Fiduciary Standard Offers Investors Clearer Guidance on Choosing Reliable Financial Advisors
Picking a financial advisor is a lot like choosing someone to watch your dog while you’re on vacation—you want to know they’ll do what’s best for your furry friend, not just what’s easy for them. When it comes to your money, it’s just as important to know who you can trust to give advice that truly benefits you.
Why Fiduciary Matters for Investors
For investors, knowing if your advisor is a fiduciary is a big deal. A fiduciary is someone who, by law, must put your interests first when giving financial advice or handling your money. Not all financial professionals have this duty—some only have to make “suitable” recommendations, which means their advice just has to be okay, not the absolute best for you.
This difference can really affect your portfolio. If your advisor isn’t a fiduciary, you might end up with expensive investments or products that help them earn more money but aren’t right for you. According to a 2015 White House study, conflicted financial advice costs Americans about $17 billion a year in retirement savings alone.
Bull Case: The Benefits of Fiduciary Advisors
- Alignment: Fiduciaries are legally required to act in your best interest, so you can feel confident their advice is meant for you, not for their own gain.
- Transparency: They must tell you about any conflicts of interest, including how they get paid and if they receive commissions.
- Lower Costs: Fiduciaries are less likely to push high-fee products, which can save you thousands over time.
- Trust: The word “fiduciary” comes from the Latin for “trust.” You know the advice is for your benefit, not driven by hidden sales goals.

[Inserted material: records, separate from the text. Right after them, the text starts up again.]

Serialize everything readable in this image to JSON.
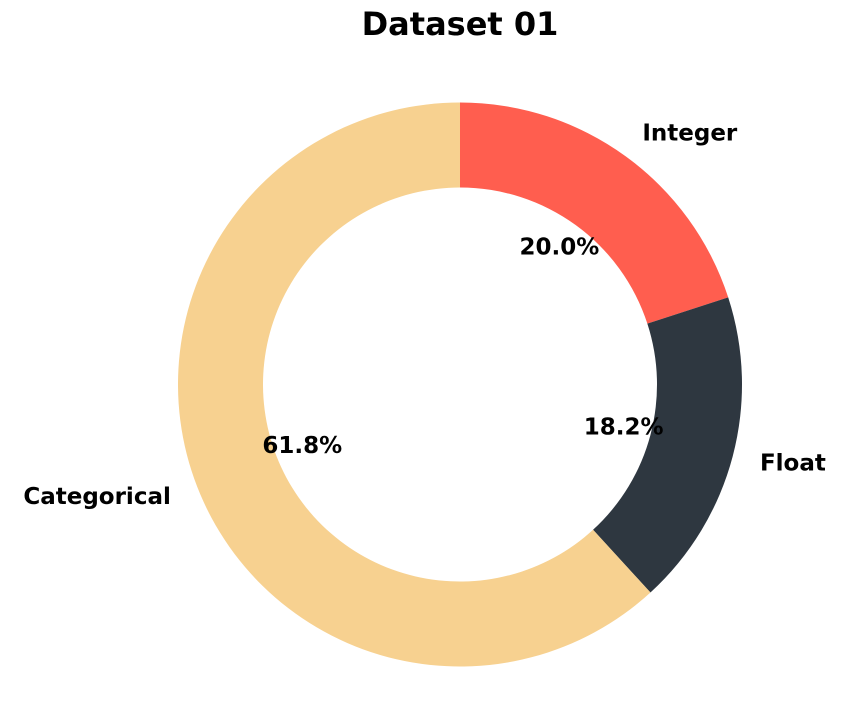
{
  "chart_data": {
    "type": "pie",
    "title": "Dataset 01",
    "donut": true,
    "start_angle_deg": 90,
    "direction": "clockwise",
    "slices": [
      {
        "label": "Integer",
        "value": 20.0,
        "pct_text": "20.0%",
        "color": "#ff5e4f"
      },
      {
        "label": "Float",
        "value": 18.2,
        "pct_text": "18.2%",
        "color": "#2e3740"
      },
      {
        "label": "Categorical",
        "value": 61.8,
        "pct_text": "61.8%",
        "color": "#f7d190"
      }
    ],
    "legend": "none"
  }
}
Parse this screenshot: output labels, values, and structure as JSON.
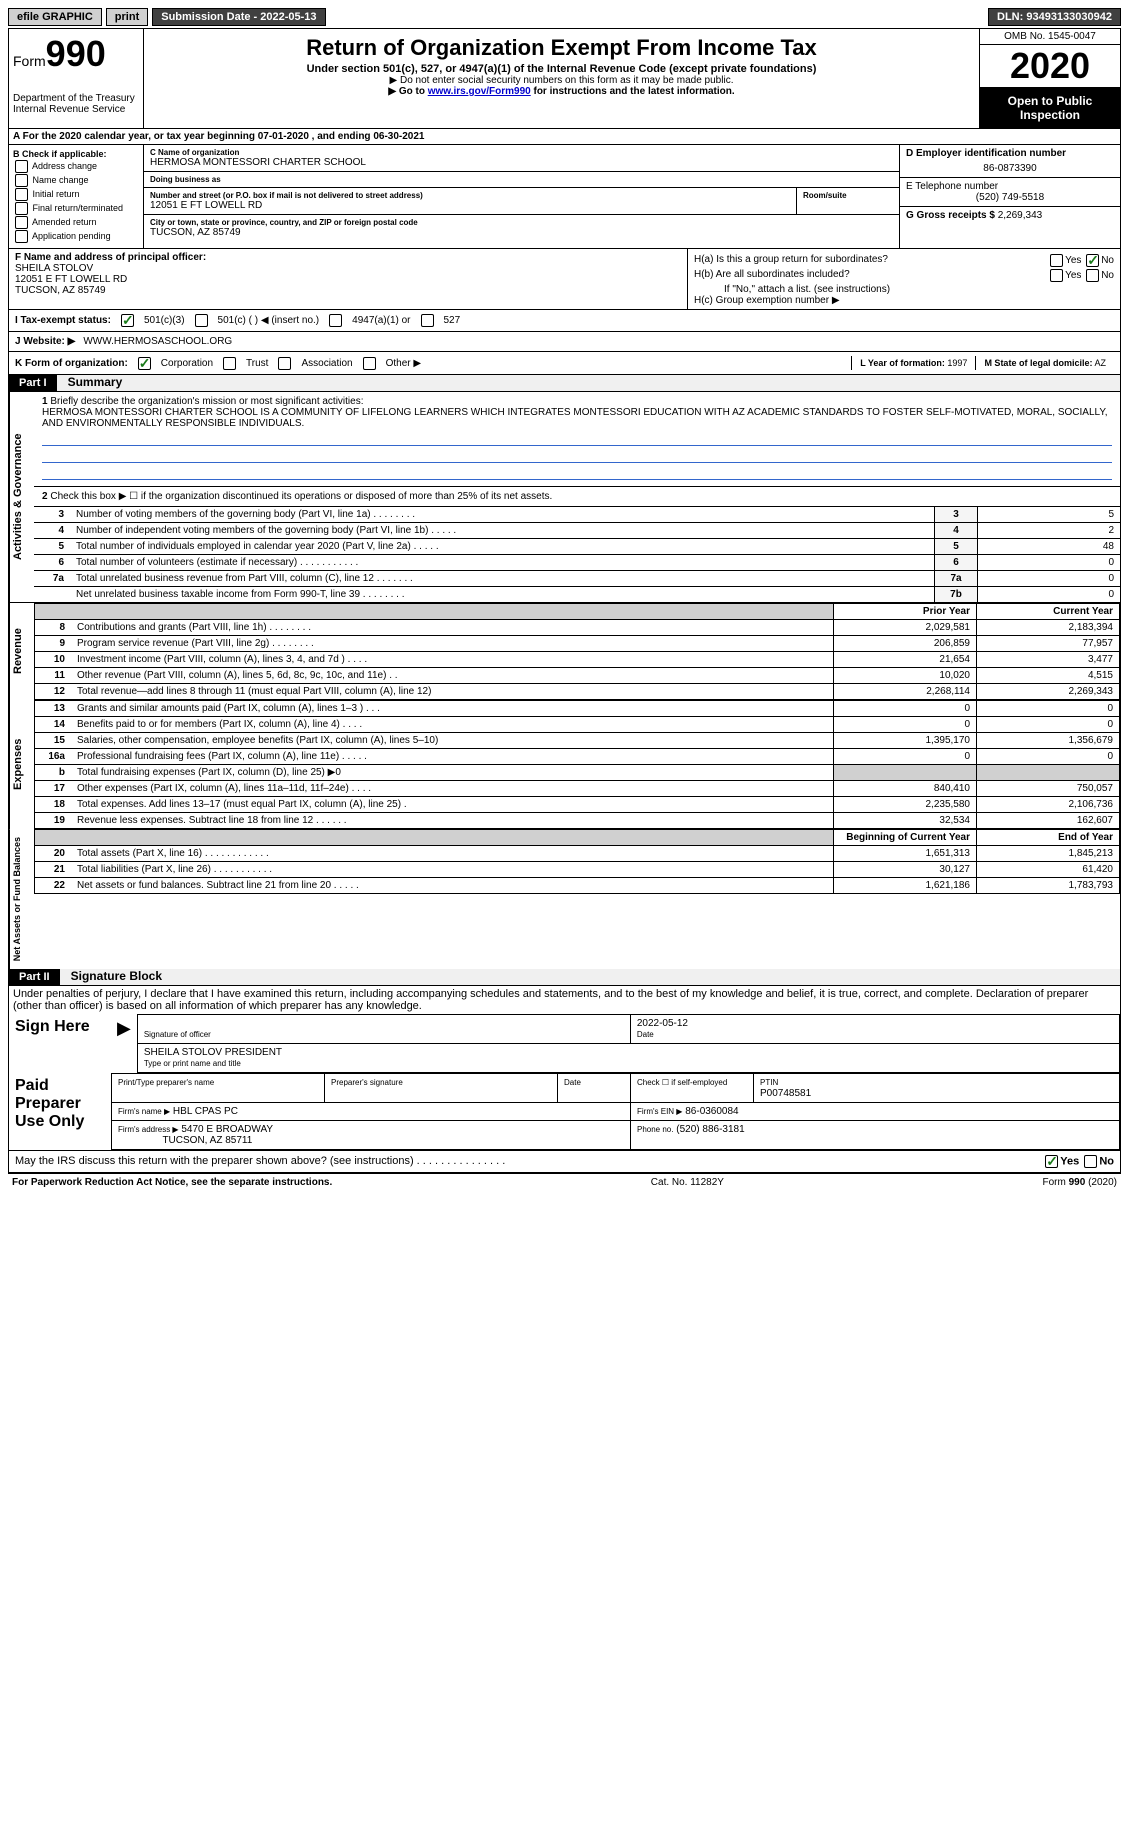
{
  "topbar": {
    "efile": "efile GRAPHIC",
    "print": "print",
    "submission": "Submission Date - 2022-05-13",
    "dln": "DLN: 93493133030942"
  },
  "header": {
    "form_prefix": "Form",
    "form_number": "990",
    "dept": "Department of the Treasury\nInternal Revenue Service",
    "title": "Return of Organization Exempt From Income Tax",
    "subtitle": "Under section 501(c), 527, or 4947(a)(1) of the Internal Revenue Code (except private foundations)",
    "note1": "▶ Do not enter social security numbers on this form as it may be made public.",
    "note2_pre": "▶ Go to ",
    "note2_link": "www.irs.gov/Form990",
    "note2_post": " for instructions and the latest information.",
    "omb": "OMB No. 1545-0047",
    "year": "2020",
    "open": "Open to Public Inspection"
  },
  "rowA": "A For the 2020 calendar year, or tax year beginning 07-01-2020  , and ending 06-30-2021",
  "boxB": {
    "heading": "B Check if applicable:",
    "opts": [
      "Address change",
      "Name change",
      "Initial return",
      "Final return/terminated",
      "Amended return",
      "Application pending"
    ]
  },
  "org": {
    "name_label": "C Name of organization",
    "name": "HERMOSA MONTESSORI CHARTER SCHOOL",
    "dba_label": "Doing business as",
    "dba": "",
    "addr_label": "Number and street (or P.O. box if mail is not delivered to street address)",
    "suite_label": "Room/suite",
    "street": "12051 E FT LOWELL RD",
    "city_label": "City or town, state or province, country, and ZIP or foreign postal code",
    "city": "TUCSON, AZ  85749"
  },
  "boxD": {
    "label": "D Employer identification number",
    "val": "86-0873390"
  },
  "boxE": {
    "label": "E Telephone number",
    "val": "(520) 749-5518"
  },
  "boxG": {
    "label": "G Gross receipts $",
    "val": "2,269,343"
  },
  "boxF": {
    "label": "F Name and address of principal officer:",
    "name": "SHEILA STOLOV",
    "street": "12051 E FT LOWELL RD",
    "city": "TUCSON, AZ  85749"
  },
  "boxH": {
    "a": "H(a)  Is this a group return for subordinates?",
    "b": "H(b)  Are all subordinates included?",
    "bnote": "If \"No,\" attach a list. (see instructions)",
    "c": "H(c)  Group exemption number ▶"
  },
  "status": {
    "label": "I   Tax-exempt status:",
    "o1": "501(c)(3)",
    "o2": "501(c) (  ) ◀ (insert no.)",
    "o3": "4947(a)(1) or",
    "o4": "527"
  },
  "website": {
    "label": "J   Website: ▶",
    "val": "WWW.HERMOSASCHOOL.ORG"
  },
  "korg": {
    "label": "K Form of organization:",
    "opts": [
      "Corporation",
      "Trust",
      "Association",
      "Other ▶"
    ],
    "yof_label": "L Year of formation:",
    "yof": "1997",
    "state_label": "M State of legal domicile:",
    "state": "AZ"
  },
  "part1": {
    "header": "Part I",
    "title": "Summary",
    "side_gov": "Activities & Governance",
    "side_rev": "Revenue",
    "side_exp": "Expenses",
    "side_net": "Net Assets or Fund Balances",
    "q1": "Briefly describe the organization's mission or most significant activities:",
    "mission": "HERMOSA MONTESSORI CHARTER SCHOOL IS A COMMUNITY OF LIFELONG LEARNERS WHICH INTEGRATES MONTESSORI EDUCATION WITH AZ ACADEMIC STANDARDS TO FOSTER SELF-MOTIVATED, MORAL, SOCIALLY, AND ENVIRONMENTALLY RESPONSIBLE INDIVIDUALS.",
    "q2": "Check this box ▶ ☐  if the organization discontinued its operations or disposed of more than 25% of its net assets.",
    "lines_gov": [
      {
        "n": "3",
        "t": "Number of voting members of the governing body (Part VI, line 1a)   .   .   .   .   .   .   .   .",
        "b": "3",
        "v": "5"
      },
      {
        "n": "4",
        "t": "Number of independent voting members of the governing body (Part VI, line 1b)   .   .   .   .   .",
        "b": "4",
        "v": "2"
      },
      {
        "n": "5",
        "t": "Total number of individuals employed in calendar year 2020 (Part V, line 2a)   .   .   .   .   .",
        "b": "5",
        "v": "48"
      },
      {
        "n": "6",
        "t": "Total number of volunteers (estimate if necessary)   .   .   .   .   .   .   .   .   .   .   .",
        "b": "6",
        "v": "0"
      },
      {
        "n": "7a",
        "t": "Total unrelated business revenue from Part VIII, column (C), line 12   .   .   .   .   .   .   .",
        "b": "7a",
        "v": "0"
      },
      {
        "n": "",
        "t": "Net unrelated business taxable income from Form 990-T, line 39   .   .   .   .   .   .   .   .",
        "b": "7b",
        "v": "0"
      }
    ],
    "col_prior": "Prior Year",
    "col_current": "Current Year",
    "lines_rev": [
      {
        "n": "8",
        "t": "Contributions and grants (Part VIII, line 1h)   .   .   .   .   .   .   .   .",
        "p": "2,029,581",
        "c": "2,183,394"
      },
      {
        "n": "9",
        "t": "Program service revenue (Part VIII, line 2g)   .   .   .   .   .   .   .   .",
        "p": "206,859",
        "c": "77,957"
      },
      {
        "n": "10",
        "t": "Investment income (Part VIII, column (A), lines 3, 4, and 7d )   .   .   .   .",
        "p": "21,654",
        "c": "3,477"
      },
      {
        "n": "11",
        "t": "Other revenue (Part VIII, column (A), lines 5, 6d, 8c, 9c, 10c, and 11e)   .   .",
        "p": "10,020",
        "c": "4,515"
      },
      {
        "n": "12",
        "t": "Total revenue—add lines 8 through 11 (must equal Part VIII, column (A), line 12)",
        "p": "2,268,114",
        "c": "2,269,343"
      }
    ],
    "lines_exp": [
      {
        "n": "13",
        "t": "Grants and similar amounts paid (Part IX, column (A), lines 1–3 )   .   .   .",
        "p": "0",
        "c": "0"
      },
      {
        "n": "14",
        "t": "Benefits paid to or for members (Part IX, column (A), line 4)   .   .   .   .",
        "p": "0",
        "c": "0"
      },
      {
        "n": "15",
        "t": "Salaries, other compensation, employee benefits (Part IX, column (A), lines 5–10)",
        "p": "1,395,170",
        "c": "1,356,679"
      },
      {
        "n": "16a",
        "t": "Professional fundraising fees (Part IX, column (A), line 11e)   .   .   .   .   .",
        "p": "0",
        "c": "0"
      },
      {
        "n": "b",
        "t": "Total fundraising expenses (Part IX, column (D), line 25) ▶0",
        "p": "",
        "c": "",
        "shade": true
      },
      {
        "n": "17",
        "t": "Other expenses (Part IX, column (A), lines 11a–11d, 11f–24e)   .   .   .   .",
        "p": "840,410",
        "c": "750,057"
      },
      {
        "n": "18",
        "t": "Total expenses. Add lines 13–17 (must equal Part IX, column (A), line 25)   .",
        "p": "2,235,580",
        "c": "2,106,736"
      },
      {
        "n": "19",
        "t": "Revenue less expenses. Subtract line 18 from line 12   .   .   .   .   .   .",
        "p": "32,534",
        "c": "162,607"
      }
    ],
    "col_begin": "Beginning of Current Year",
    "col_end": "End of Year",
    "lines_net": [
      {
        "n": "20",
        "t": "Total assets (Part X, line 16)   .   .   .   .   .   .   .   .   .   .   .   .",
        "p": "1,651,313",
        "c": "1,845,213"
      },
      {
        "n": "21",
        "t": "Total liabilities (Part X, line 26)   .   .   .   .   .   .   .   .   .   .   .",
        "p": "30,127",
        "c": "61,420"
      },
      {
        "n": "22",
        "t": "Net assets or fund balances. Subtract line 21 from line 20   .   .   .   .   .",
        "p": "1,621,186",
        "c": "1,783,793"
      }
    ]
  },
  "part2": {
    "header": "Part II",
    "title": "Signature Block",
    "declare": "Under penalties of perjury, I declare that I have examined this return, including accompanying schedules and statements, and to the best of my knowledge and belief, it is true, correct, and complete. Declaration of preparer (other than officer) is based on all information of which preparer has any knowledge.",
    "sign_here": "Sign Here",
    "sig_officer": "Signature of officer",
    "sig_date": "Date",
    "sig_date_val": "2022-05-12",
    "sig_name_label": "Type or print name and title",
    "sig_name": "SHEILA STOLOV PRESIDENT",
    "paid": "Paid Preparer Use Only",
    "prep_name_label": "Print/Type preparer's name",
    "prep_sig_label": "Preparer's signature",
    "prep_date_label": "Date",
    "prep_check": "Check ☐ if self-employed",
    "ptin_label": "PTIN",
    "ptin": "P00748581",
    "firm_name_label": "Firm's name  ▶",
    "firm_name": "HBL CPAS PC",
    "firm_ein_label": "Firm's EIN ▶",
    "firm_ein": "86-0360084",
    "firm_addr_label": "Firm's address ▶",
    "firm_addr": "5470 E BROADWAY",
    "firm_city": "TUCSON, AZ  85711",
    "phone_label": "Phone no.",
    "phone": "(520) 886-3181",
    "discuss": "May the IRS discuss this return with the preparer shown above? (see instructions)   .   .   .   .   .   .   .   .   .   .   .   .   .   .   .",
    "yes": "Yes",
    "no": "No"
  },
  "footer": {
    "left": "For Paperwork Reduction Act Notice, see the separate instructions.",
    "mid": "Cat. No. 11282Y",
    "right": "Form 990 (2020)"
  }
}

Bear Case: The Challenges and Limitations
- Not All Are Fiduciaries: Many financial advisors do not have to follow the fiduciary standard at all times. Some only act as fiduciaries when giving specific advice.
- Conflicts Still Exist: Even fiduciaries can have conflicts, but the key is they must tell you about them and put your interests first.
- Potential for Bad Actors: Just because someone says they’re a fiduciary doesn’t mean they’re always trustworthy. It’s important to do your homework.
- Regulation Gaps: Attempts to require more advisors to act as fiduciaries have faced pushback and haven’t become law. It’s up to you to ask the right questions.
How to Find a Fiduciary Advisor
If you want to make sure your advisor is a fiduciary, here are a few steps you can take:
- Use the SEC’s Investment Adviser Public Disclosure site to look up an advisor’s Form ADV. This form shows how they are paid and if they are registered as a fiduciary.
- Check professional groups like the CFP Board or NAPFA for certified, fee-only fiduciary advisors.
- Ask directly: “Are you a fiduciary 100% of the time?” Get their answer in writing if possible.
- Make sure you understand how much you are paying, what you’re paying for, and if the advisor is delivering on their promises.
Remember, a fee-only advisor is paid only by you—not by commissions from selling products. This reduces the chance of biased advice.
Investor Takeaway
- Always ask if your advisor is a fiduciary and get the answer in writing.
- Check their background using official resources like the SEC’s database and professional organizations.
- Be clear on fees—know exactly how your advisor is paid and what services you get.
- Stay alert for red flags, like unclear answers or pressure to buy certain products.
- Remember, trust is earned. Even with a fiduciary, keep asking questions and make sure the advice you get truly matches your goals.